Le Canada s’apprête à imposer des droits de douane importants sur les véhicules électriques (VE) fabriqués en Chine, notamment ceux produits par BYD , dans le cadre d’une stratégie plus vaste visant à protéger son industrie automobile. Le ministère canadien des Finances a annoncé que ces droits de douane visent à préserver plus de 125 000 emplois dans le secteur de la fabrication automobile, principalement syndiqués, dans toute la chaîne d’approvisionnement des véhicules électriques. Cette mesure fait suite à ce que le Canada perçoit comme des normes de travail et environnementales inadéquates en Chine, qui, selon les responsables canadiens, constituent une menace pour les entreprises locales et l’avenir économique du pays.

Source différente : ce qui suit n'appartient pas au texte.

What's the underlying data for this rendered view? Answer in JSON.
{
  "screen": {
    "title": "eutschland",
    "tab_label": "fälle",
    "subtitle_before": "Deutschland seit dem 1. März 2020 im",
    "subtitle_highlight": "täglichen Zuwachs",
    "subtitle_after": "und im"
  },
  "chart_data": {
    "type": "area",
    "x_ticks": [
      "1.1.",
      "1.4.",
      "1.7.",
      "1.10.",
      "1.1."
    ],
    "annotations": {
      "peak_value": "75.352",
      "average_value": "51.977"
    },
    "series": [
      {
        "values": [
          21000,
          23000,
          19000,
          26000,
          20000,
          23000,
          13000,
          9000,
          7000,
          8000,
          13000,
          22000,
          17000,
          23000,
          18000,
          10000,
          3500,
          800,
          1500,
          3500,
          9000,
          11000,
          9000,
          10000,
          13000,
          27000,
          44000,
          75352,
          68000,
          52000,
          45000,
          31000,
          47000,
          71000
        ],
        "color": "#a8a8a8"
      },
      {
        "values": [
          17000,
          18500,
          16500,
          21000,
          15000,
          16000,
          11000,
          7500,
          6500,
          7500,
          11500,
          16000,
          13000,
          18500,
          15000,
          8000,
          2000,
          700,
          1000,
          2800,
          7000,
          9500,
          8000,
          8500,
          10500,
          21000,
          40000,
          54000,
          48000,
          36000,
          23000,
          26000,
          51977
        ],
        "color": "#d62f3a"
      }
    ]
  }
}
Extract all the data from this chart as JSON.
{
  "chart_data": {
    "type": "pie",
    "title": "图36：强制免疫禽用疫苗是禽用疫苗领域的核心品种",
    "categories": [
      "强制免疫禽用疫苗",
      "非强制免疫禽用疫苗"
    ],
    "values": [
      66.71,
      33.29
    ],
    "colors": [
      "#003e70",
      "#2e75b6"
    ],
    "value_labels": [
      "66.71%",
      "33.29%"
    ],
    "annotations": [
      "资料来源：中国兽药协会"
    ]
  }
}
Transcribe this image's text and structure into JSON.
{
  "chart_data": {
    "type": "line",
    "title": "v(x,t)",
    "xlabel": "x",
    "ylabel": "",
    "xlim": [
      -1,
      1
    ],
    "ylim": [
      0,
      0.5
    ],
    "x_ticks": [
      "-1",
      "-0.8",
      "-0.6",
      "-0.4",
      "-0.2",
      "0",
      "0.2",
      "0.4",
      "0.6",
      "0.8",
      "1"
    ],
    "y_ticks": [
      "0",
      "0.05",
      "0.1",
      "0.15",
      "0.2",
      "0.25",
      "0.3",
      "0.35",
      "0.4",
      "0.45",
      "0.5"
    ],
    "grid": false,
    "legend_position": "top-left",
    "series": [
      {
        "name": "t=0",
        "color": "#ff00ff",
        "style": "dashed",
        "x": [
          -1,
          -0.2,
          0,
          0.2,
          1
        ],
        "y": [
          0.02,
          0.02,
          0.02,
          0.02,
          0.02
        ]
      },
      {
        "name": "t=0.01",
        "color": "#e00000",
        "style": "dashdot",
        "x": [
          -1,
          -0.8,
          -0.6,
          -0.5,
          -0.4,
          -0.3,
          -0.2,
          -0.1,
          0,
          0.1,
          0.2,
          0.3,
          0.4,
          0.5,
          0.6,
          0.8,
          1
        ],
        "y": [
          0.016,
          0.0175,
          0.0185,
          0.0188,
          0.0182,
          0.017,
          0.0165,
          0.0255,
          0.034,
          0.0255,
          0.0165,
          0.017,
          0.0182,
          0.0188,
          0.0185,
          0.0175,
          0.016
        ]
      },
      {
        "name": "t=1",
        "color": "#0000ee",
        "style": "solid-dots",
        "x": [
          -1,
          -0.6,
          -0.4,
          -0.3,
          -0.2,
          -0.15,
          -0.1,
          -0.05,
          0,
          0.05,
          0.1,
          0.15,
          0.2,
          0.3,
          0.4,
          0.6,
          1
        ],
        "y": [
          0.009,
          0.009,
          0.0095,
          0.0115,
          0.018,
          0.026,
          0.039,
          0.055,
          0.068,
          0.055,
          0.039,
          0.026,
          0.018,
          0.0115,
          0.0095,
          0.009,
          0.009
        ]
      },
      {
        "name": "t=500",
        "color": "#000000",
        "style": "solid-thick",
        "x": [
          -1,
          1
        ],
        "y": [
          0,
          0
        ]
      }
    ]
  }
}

Les nouveaux tarifs devraient entrer en vigueur le 1er octobre, imposant des droits de douane de 100 % sur tous les véhicules électriques et certains véhicules hybrides fabriqués en Chine. Cette décision s’inscrit dans la lignée des mesures prises par les États-Unis et l’ Union européenne , qui ont également annoncé des droits de douane élevés sur les véhicules électriques chinois dans un contexte de tensions croissantes concernant les pratiques commerciales. En plus des droits de douane sur les véhicules électriques, le Canada introduira également un droit de douane de 25 % sur les importations d’acier et d’aluminium à compter du 15 octobre.
En réaction aux tarifs douaniers imminents, BYD, le plus grand fabricant chinois de véhicules électriques, a intensifié sa planification stratégique. L’entreprise a récemment fait appel à des lobbyistes pour faciliter son entrée sur le marché canadien et a tenu des discussions avec des concessionnaires canadiens pour établir des réseaux de distribution locaux. Cet effort d’expansion s’inscrit dans la stratégie plus large de BYD visant à pénétrer les marchés internationaux, avec la construction récente d’usines en Turquie, en Hongrie et au Brésil.